I have setup AWS and Google cloud accounts with billing. But both are overwhelmingly complicated for a simple user. What I would like to do is download multiple fastq files from NCBI that have gs:// or s3:// locations, to my local machine. I realise there are instructions but I cant find a simple explanation of what I need to do.
If we take AWS. I have aws cli installed. When I try:
aws cp s3://sra-pib-src-7/thesra/thefastq
I get:
fatal error: An error occurred (403) when calling the HeadObject operation: Forbidden
What exactly do I need to do to sign up for with AWS and setup on AWS to allow this data download?
Do I need to create an EC2 instance, log into console, s3 copy to the EC2 instance, then download from my home machine via s3 copy - or is there a way a bypass the process of copying to an EC2 instance and direct download to home machone from the s3 bucket location on NCBI?
to get data from NCBI use
fasterq-dump
from the SRA-toolkit, or check if the data already is sync in ENAI have used SRA download and fasterq-dump before but I want to download the original fastq files as I want to obtain the original machine read header information. SRA download doesnt keep the original machine id in the header.
I just checked and ENA files also have the original machine id/flow cell etc details overwritten by the SRA number and an index. I need to obtain the original fastq
Can you post an example SRA# you are trying to download?

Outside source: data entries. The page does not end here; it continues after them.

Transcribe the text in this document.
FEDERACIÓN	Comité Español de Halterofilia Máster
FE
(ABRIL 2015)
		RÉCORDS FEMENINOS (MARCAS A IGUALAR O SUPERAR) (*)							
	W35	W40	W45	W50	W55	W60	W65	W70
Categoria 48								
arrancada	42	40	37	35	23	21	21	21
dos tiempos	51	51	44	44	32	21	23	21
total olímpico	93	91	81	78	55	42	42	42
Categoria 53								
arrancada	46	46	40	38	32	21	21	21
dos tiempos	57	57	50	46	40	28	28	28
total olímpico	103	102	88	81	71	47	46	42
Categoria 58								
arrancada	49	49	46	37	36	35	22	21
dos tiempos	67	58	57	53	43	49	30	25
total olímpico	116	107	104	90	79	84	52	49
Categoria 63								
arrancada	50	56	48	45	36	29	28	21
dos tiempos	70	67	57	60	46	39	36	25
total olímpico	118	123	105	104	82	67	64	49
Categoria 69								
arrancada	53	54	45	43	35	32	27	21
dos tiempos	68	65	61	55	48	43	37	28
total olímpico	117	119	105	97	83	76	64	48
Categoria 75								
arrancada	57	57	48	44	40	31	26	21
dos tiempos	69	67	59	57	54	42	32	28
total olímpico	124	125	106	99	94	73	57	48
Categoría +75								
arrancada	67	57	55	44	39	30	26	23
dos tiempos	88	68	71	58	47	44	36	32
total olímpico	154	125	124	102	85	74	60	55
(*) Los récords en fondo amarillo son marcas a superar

When data is set to "requestor pays" having an account on AWS/GCP would be needed (which you said you have). You should be able to directly copy data to your EC2 instance.
https://trace.ncbi.nlm.nih.gov/Traces/sra/?run=SRR10620024
Sounds like then, that I would need to create an EC2 instance and download to that, then pull from that EC2 to my home machine, rather than directtly downloading to my home machine using aws s3 cp?